Wednesday, February 22, 2012



"Modern English, especially ­written English, is full of bad habits which spread by imitation and which can be avoided if one is willing to take the necessary trouble," Orwell wrote.

One cannot say the same about the Frenchman Arsene Wenger's use of the English language. The fact that he's from Alsace -- a region that has, over the centuries, moved borders between France and Germany -- must surely help.

Wenger, Arsenal's manager, has conjured up new words, phrases, sayings -- Arsenisms -- that didn't exist until he set foot in England. This was in a game afflicted with clichés and dull expressions.
Football has everything that Orwell railed against. Talk about dying and worn out metaphors, the game boasts plenty.

Some common football stock phrases such as "ring the changes" and "swan song" were even used as examples by Orwell in his famous essay.

How many times have we heard of a "coach ringing the changes"? Or, before a match between a big club and a smaller one, a player saying, "there are no easy games"? Or the game being a "game of two halves".

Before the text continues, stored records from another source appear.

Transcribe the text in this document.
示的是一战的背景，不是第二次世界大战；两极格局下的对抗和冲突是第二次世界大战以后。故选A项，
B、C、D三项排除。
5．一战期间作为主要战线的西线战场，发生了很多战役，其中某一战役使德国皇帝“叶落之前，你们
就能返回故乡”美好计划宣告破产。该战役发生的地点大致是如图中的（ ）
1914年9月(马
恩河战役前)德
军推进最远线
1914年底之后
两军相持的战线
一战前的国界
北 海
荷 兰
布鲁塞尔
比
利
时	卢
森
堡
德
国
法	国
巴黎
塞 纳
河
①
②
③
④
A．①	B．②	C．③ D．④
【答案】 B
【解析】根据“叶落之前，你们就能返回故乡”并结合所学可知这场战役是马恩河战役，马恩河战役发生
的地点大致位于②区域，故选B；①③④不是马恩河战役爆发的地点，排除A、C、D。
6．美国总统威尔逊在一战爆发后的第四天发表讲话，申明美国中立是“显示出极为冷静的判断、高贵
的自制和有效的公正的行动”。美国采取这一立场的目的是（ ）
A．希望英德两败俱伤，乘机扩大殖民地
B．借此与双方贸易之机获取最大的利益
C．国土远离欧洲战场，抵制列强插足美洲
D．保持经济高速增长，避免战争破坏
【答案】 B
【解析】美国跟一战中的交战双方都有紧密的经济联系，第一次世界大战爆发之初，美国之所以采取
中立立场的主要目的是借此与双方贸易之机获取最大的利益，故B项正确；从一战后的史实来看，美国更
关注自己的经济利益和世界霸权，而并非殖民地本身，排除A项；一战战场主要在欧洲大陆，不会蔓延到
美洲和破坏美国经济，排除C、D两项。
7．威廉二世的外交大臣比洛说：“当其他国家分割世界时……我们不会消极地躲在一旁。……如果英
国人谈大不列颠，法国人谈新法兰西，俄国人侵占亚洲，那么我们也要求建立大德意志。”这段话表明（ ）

A lot of that has to do with the subjects. Footballers or managers, for that matter, normally have nothing interesting to say. The result is anodyne stories told in monotonous ways.

Not so for Wenger. After an uncharacteristically dull 1-1 draw with Middlesborough in November 1998, which Arsenal fans booed, Wenger quipped: "If you eat caviar every day, it's difficult to return to sausages."

Then there's the memorable rejoinder, "everyone thinks they have the prettiest wife at home", after Manchester United manager Alex Ferguson said his was the best team despite Arsenal winning the premier league title in 2002. It's not just one-liner wisecracks, there are the fresh metaphors.